We were woken in the middle of the night by our daughter, saying: "There's a house on fire up the road!" We immediately demanded to know where, whose house, etc. and she couldn't remember, just said, "Why are you shouting at me?" Anyway, everyone leapt out of bed and went to the bathroom window to see the source of the drama and confusion. It was a friend's house - they live in another one just behind it - and so the first feeling was one of relief, knowing that they weren't in it. The second feeling was one of dismay - there were no flashing red lights to indicate that a fire engine was on the scene yet.

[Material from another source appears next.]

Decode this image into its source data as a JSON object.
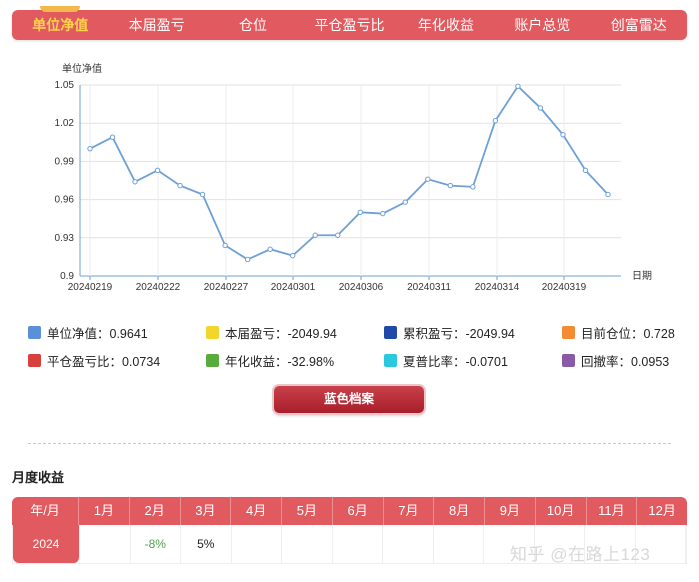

There is something surreal about the sound of a house burning - roof sheeting exploding and the acrid smell of electrical wiring burning, the crackling sounds of different textured furniture, ceilings and rafters as the flames ignite and consume them - sinister in the extreme. It's not like any other fire you hear. The barbecue fire is tame and friendly, promising good food later on; a bush fire is swift and moves on as fast as the wind will take it, leaving silence in its wake. But a burning house remains where it is, the fire intensifying as it consumes everything its greedy fingers can reach, sucking windows in to feed its need for oxygen and billowing the sounds of its feeding frenzy out into the air with plumes of orange smoke.

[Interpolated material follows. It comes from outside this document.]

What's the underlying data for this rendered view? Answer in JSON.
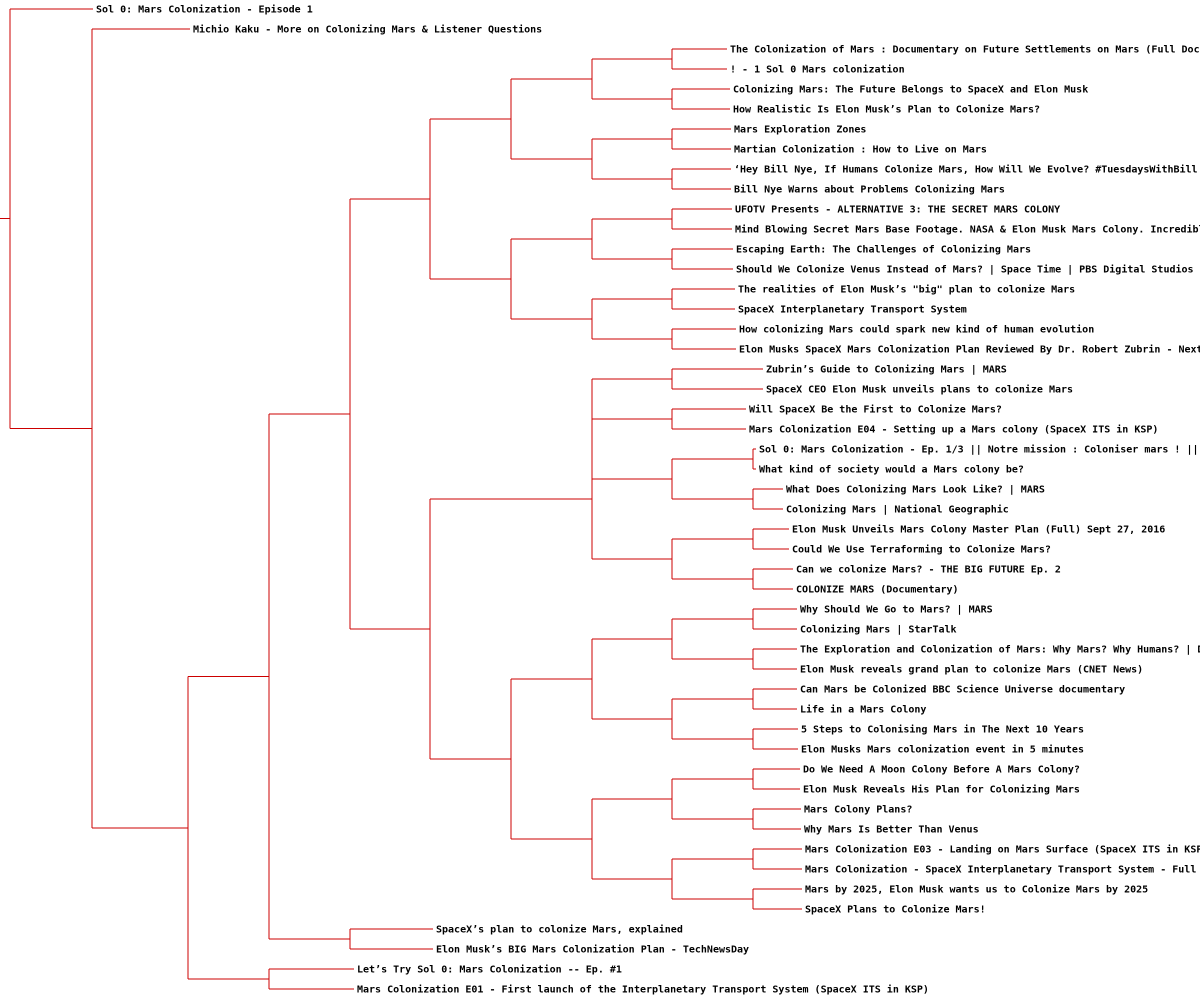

It's not a sound you relish - it's the sound of the destruction of the things that someone has collected and cherished over a lifetime, of a place where children have been raised and taken their first steps, milestones celebrated and life has been lived. In just a few hours, nothing is left of that place or its memories.

At last the fire engine arrived, followed by two more a little later, and we went back to bed, secure in the knowledge that someone else was going to take care of things for us. How little we appreciate our emergency services. It was later established that they had been sent to an address in Fish Hoek and not Kommetjie, which I suppose can be ascribed to predictive text and human error in not reading to the end of the address. At least we are not maligning the poor firemen for inefficiency.

Nobody was hurt in this incident, for which everyone is thankful. But it leaves lots of questions to be answered, not least of which is: What would you consider to be the most important thing to save in such a situation?